I wish I’d seen the NY Times article. Since I haven’t, I’m responding without knowing what the original said. So I could be missing the article’s point. But -
A “blog” is indeed short for “weblog”.
Daily email newsletters are not necessarily blogs. In email, the writer composes a message and then sends it. The readers read it using an email client like Mozilla or Eudora or Outlook. But the email itself doesn’t normally sit anywhere permanently unless the recipient keeps a copy.
Weblogs are pieces of writing which normally reside more-or-less permanently on a web page. They aren’t emailed as a matter of course, although they can be emailed. People read the blog entry by going to that web page.

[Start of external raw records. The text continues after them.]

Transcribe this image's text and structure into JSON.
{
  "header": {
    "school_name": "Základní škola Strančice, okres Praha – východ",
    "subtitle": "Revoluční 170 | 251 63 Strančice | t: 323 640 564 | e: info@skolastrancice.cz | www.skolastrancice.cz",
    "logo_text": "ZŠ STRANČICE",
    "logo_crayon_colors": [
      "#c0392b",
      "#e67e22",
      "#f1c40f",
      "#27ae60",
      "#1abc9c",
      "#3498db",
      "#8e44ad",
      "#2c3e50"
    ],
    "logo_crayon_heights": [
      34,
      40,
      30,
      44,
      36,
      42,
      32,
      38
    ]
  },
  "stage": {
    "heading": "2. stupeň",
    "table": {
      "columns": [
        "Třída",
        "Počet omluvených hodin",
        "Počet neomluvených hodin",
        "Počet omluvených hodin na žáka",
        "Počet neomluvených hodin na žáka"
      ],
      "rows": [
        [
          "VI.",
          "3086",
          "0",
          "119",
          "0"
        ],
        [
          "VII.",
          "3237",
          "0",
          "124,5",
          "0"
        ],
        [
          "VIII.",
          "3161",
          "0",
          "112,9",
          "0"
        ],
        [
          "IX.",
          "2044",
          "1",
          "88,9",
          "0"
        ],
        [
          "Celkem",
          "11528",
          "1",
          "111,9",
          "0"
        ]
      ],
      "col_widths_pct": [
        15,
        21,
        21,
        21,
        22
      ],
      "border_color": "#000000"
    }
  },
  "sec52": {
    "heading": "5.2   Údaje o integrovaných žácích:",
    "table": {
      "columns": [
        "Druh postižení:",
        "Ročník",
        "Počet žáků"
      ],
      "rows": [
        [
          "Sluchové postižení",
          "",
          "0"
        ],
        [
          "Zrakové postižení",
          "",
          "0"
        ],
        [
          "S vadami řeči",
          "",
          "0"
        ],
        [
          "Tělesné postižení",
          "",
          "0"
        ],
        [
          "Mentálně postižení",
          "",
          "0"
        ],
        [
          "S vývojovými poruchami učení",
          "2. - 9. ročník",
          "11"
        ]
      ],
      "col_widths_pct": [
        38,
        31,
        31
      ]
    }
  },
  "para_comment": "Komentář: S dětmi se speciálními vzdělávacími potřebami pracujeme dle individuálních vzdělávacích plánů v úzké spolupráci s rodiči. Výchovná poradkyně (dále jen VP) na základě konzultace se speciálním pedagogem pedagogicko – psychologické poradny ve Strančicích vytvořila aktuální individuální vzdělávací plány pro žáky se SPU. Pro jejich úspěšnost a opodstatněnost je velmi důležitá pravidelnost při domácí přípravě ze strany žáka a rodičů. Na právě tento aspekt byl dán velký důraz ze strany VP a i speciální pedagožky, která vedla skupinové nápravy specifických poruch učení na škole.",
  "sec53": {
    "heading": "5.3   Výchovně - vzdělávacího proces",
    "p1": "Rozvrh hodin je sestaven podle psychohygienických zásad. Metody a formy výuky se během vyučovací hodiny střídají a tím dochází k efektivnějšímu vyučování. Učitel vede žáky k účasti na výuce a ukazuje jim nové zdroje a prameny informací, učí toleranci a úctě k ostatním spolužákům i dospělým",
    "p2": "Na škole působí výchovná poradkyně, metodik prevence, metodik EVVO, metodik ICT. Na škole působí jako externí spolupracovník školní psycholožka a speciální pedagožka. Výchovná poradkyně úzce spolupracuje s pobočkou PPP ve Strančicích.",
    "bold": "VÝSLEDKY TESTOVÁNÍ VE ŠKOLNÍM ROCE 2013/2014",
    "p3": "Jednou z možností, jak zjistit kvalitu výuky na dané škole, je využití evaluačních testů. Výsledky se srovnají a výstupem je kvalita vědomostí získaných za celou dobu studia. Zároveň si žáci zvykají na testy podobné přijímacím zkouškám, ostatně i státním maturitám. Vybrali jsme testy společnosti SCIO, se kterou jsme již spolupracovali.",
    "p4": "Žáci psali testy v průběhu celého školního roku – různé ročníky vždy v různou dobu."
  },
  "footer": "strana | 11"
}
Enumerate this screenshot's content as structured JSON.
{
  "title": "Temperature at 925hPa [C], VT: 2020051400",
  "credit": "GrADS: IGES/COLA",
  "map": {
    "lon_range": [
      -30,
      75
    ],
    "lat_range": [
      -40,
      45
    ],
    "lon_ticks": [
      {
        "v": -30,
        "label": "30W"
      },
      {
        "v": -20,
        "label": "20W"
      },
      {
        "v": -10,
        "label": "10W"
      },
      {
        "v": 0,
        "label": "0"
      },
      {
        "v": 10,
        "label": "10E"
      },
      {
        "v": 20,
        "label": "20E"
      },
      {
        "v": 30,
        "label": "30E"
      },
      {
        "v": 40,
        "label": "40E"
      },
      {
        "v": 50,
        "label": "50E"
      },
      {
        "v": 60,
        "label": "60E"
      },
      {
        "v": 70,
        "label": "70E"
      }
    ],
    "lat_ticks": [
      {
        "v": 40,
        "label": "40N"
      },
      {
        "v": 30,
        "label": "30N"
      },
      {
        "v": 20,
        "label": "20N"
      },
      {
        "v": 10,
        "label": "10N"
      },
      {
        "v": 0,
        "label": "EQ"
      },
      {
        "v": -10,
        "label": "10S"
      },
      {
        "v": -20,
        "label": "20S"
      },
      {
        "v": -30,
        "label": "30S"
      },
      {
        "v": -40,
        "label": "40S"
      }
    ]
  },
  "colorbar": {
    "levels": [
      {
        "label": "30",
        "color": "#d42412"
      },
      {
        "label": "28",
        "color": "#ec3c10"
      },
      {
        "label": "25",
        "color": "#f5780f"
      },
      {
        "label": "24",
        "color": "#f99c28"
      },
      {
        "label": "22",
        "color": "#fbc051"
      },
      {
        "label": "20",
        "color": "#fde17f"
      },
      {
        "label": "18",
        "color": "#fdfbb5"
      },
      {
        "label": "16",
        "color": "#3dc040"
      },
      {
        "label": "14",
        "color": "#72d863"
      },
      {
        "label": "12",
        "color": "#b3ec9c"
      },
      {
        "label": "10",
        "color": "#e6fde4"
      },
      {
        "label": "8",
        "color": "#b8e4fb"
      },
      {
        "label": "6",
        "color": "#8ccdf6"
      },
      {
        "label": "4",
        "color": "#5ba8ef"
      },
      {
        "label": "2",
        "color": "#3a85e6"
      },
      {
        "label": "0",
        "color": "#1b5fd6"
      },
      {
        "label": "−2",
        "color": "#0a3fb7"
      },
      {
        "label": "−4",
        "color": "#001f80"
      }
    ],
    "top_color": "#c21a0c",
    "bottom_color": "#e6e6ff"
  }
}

To simplify the process, if someone reads a lot of blogs, they can can get a blog client - often known as a “feed reader” - that will go to the web sites for them and check the blogs to see if anything new has been posted, fetch the new item(s) and show them.
The archives of Out of Nowhere are a weblog. Out of Nowhere itself is email. It’s copied to the blog so it has a permanent home.
And back to the crazed bloggers who ignore their families - aren’t authors in other formats equally likely to be crazed? It’s just that the cost of entry for a blogger is a lot less than for someone who wants to write a printed book.
Blogs are conversations. People like to have conversations with other people. Blogs are another way to find out what someone else is feeling and thinking. That’s one of the reasons why blogs are currently very popular.